674 views | Akanimo Sampson | October 24, 2019
One hundred and fifty-four Somali refugees are to be resettled in Germany. The refugees who have been residing in Jijiga and Dolo Ado refugee camps in southern Ethiopia, included 63 males and 91 females, 47 of whom are minors.
The International Organisation for Migration (IOM) in Ethiopia the previous Tuesday organised its first international charter flight to carry them.
IOM has supported the German Resettlement Programme in their efforts to resettle 500 refugees living in Ethiopia to Germany since March. These efforts are closely coordinated with the Ethiopian Government’s Agency for Refugees and Returnee Affairs (ARRA), the UN Refugee Agency (UNHCR) and the Federal Government of Germany.
An additional 220 refugees will depart for Germany on a second IOM-chartered flight in mid-November.
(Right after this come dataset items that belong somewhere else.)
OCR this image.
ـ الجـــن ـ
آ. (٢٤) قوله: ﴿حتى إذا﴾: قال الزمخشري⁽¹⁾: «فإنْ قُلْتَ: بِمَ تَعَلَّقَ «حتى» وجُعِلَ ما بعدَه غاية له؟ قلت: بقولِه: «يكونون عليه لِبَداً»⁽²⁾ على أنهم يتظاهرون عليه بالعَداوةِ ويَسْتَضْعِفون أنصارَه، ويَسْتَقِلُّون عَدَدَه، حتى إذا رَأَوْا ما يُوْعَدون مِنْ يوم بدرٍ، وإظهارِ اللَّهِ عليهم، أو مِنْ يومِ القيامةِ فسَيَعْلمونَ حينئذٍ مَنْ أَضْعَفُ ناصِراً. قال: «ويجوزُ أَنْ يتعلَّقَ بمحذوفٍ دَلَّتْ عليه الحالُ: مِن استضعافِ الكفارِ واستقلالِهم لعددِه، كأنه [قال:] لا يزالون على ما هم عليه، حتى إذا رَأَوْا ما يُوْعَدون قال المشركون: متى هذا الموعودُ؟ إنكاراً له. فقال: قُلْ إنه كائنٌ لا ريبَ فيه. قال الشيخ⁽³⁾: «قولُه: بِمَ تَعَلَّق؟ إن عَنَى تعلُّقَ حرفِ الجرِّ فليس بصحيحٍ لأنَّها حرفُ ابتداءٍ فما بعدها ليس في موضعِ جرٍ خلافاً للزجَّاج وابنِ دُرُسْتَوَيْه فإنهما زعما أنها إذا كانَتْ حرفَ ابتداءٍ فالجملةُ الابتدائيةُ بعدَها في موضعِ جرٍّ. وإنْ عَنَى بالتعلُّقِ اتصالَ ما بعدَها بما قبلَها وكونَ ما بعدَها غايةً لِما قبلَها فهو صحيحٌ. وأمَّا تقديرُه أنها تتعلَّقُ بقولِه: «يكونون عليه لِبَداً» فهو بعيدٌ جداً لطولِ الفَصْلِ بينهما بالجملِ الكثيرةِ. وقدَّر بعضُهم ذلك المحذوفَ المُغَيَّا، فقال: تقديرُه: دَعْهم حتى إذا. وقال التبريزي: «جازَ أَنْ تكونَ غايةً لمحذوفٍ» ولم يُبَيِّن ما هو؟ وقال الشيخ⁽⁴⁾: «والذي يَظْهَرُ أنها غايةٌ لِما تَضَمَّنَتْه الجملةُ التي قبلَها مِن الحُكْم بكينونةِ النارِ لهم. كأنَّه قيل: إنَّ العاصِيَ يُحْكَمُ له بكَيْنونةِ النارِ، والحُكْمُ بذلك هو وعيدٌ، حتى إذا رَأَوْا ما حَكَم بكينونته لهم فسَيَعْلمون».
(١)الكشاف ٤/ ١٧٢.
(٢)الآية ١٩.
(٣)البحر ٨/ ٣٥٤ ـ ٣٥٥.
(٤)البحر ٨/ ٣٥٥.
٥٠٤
The majority of these people have already undergone the necessary interviews and health assessments.
“It is important that we facilitate the smooth resettlement of refugees by providing safe transportation,” said Milun Jovanovic, Operations Officer with IOM Ethiopia. “We are happy that refugees enjoyed this facilitated charter flight from departure to destination, with no hassles faced.”
For the past 15 year, IOM Ethiopia has been involved in relocating refugees to more than 16 countries, including the USA, Canada, Australia, Norway and the European Union through resettlement, family reunification and humanitarian admission programmes.
Since 2016, the Organisation has arranged 36 domestic charter flights for refugees travelling to Addis Ababa from camps throughout Ethiopia.
In 2019 alone, IOM has assisted 4,000 refugees to resettle to new countries together with UNHCR. The Organisation facilitates case selection and processing, health assessments, movement from camps and departure logistics. IOM teams also conduct pre-departure orientation to ease integration of refugees.
Resettlement provides millions of refugees worldwide with protection and the opportunity to build new lives for themselves and their families – particularly for those whose life, health or fundamental human rights are at risk in the country where they first sought refuge.